March 31 (Bloomberg) -- Turkey’s Prime Minister Recep Tayyip Erdogan said a win in local elections hands him a mandate to chase the “traitors” within the state who are behind months of graft allegations.
Erdogan’s Justice and Development Party or AKP won 46 percent of the vote yesterday, according to unofficial results reported by NTV television with 98 percent of ballot boxes counted. That’s up from 39 percent in the 2009 vote. The AKP was set to retain control of Istanbul and was running neck-and-neck in the capital, Ankara, with the main opposition Republican People’s Party, which won 28 percent nationwide. The lira jumped more than 1 percent to the highest level in two months.
Even amid the worst crisis of Erdogan’s rule, the opposition made few inroads into the dominance of his party, which has won every election since it came to power in 2002. The premier campaigned on his successes in improving the economy, health care and transport, saying that record was more important to Turks than corruption charges concocted by political enemies.
“Wherever they’ve infiltrated in the state over the past 35 to 40 years, we’ve been victimized,” Erdogan said. “But now, the time has come to weed them out.”
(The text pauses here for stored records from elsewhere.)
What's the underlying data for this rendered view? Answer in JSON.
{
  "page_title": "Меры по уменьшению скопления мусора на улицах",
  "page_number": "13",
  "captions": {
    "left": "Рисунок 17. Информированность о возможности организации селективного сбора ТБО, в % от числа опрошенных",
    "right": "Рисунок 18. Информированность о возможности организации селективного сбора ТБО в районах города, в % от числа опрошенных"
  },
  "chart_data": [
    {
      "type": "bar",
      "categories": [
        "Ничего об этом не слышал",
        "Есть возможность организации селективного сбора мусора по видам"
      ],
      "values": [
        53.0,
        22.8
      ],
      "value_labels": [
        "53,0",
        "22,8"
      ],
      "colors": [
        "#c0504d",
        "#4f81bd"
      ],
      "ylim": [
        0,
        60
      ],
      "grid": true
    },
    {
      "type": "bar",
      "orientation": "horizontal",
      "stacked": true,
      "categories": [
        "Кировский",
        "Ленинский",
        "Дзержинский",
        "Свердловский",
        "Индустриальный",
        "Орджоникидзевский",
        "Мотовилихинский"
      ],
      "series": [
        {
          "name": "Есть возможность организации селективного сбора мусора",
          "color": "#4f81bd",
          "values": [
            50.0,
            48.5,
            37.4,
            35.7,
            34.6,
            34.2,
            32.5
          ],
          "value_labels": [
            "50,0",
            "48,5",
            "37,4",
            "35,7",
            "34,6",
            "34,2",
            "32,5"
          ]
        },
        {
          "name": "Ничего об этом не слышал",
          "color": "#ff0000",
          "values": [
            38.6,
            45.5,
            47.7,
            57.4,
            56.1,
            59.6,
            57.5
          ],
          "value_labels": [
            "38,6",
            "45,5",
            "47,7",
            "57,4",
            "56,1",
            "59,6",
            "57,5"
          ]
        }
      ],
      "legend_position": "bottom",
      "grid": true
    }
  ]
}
Yesterday’s vote took place after a deluge of recordings, some purportedly from police wiretaps, flooded the Internet and called into question everything from the financial probity of Erdogan’s ministers and family and their religious piety to the integrity of Turkey’s foreign policy and the independence of its media. The nation’s financial markets have plunged since news of corruption investigations emerged in December, though they rallied in the week leading up to the balloting.
‘Politics of Lies’
“The nation has foiled insidious plans and immoral traps,” Erdogan told thousands of jubilant supporters. He called the results a defeat for the “politics of lies and montage,” referring to the recordings.
Addressing supporters from the balcony of his party headquarters in Ankara, Erdogan pledged to bring “a stronger economy and politics as well as democracy.” He also pledged to go after the movement of U.S.-based Islamist cleric Fethullah Gulen. The government accuses Gulen’s supporters in the judiciary and police of instigating the graft probe that ensnared several of his ministers, and leaking its contents.
The opposition Republicans said initial results were manipulated, without presenting evidence, and were claiming victory in Ankara, where NTV’s preliminary results had Erdogan’s party less than 1 percentage point ahead.
The opposition Nationalist Movement Party came third nationally with 15 percent of the vote, NTV reported.
Erdogan has responded to the probe by firing prosecutors and thousands of police officials, saying they were taking orders from Gulen, and slapping bans on Twitter and YouTube. Emrullah Isler, deputy prime minister, said the local election victory would provide momentum for a presidential election in August, which Erdogan may contest.
The AKP has roots in Islamist movements and has won support by easing curbs on religion imposed by previous secular-minded administrations. It won in cities across Turkey yesterday, with the exception of Kurdish and secular strongholds in the southeast and the Aegean and Mediterranean coasts respectively.
Erdogan’s appeal is largely based on economic growth that has averaged more than 5 percent a year. Economists have cut their growth forecasts for this year amid the political crisis and the slide of the lira, which led the central bank to raise interest rates in January. The median estimate in the latest Bloomberg survey of economists on March 27 was 2.2 percent.
A “strong overall victory” for AKP would also be positive for the Turkish lira and would “strongly increase the likelihood of an AKP victory in the presidential elections,” Abbas Ameli-Renani, an analyst at Royal Bank of Scotland Group Plc in London, said by e-mail yesterday.
The Turkish lira gained 1.1 percent to 2.1668 per dollar as of 10:13 a.m. in Istanbul, according to data compiled by Bloomberg.
The rally may be short-lived because a “notable pickup in street protests” is likely in reaction to Erdogan’s win, Ameli-Renani said.
“Turkey is now divided into two camps,” Henri Barkey, a Turkey expert who is a professor at Lehigh University in Pennsylvania, said by phone. “No matter what the results are, we are going to see great instability.”
In the last week before the vote, Turkish markets rallied, paring the losses they posted since Dec. 17 when the graft allegations became public. The benchmark equity index added 7 percent in the week, though it’s still down 7.7 percent since Dec. 17. Yields on benchmark two-year bonds fell 69 basis points last week to 10.79 percent.
In southeast Turkey, Kurdish parties that seek regional autonomy headed the vote count in most cities. Erdogan has broken taboos by starting a dialogue with Kurdish militants who have been fighting the Turkish army for three decades. The separatists have warned that violence may flare again if Erdogan doesn’t take concrete measures to meet their demands soon after the local vote.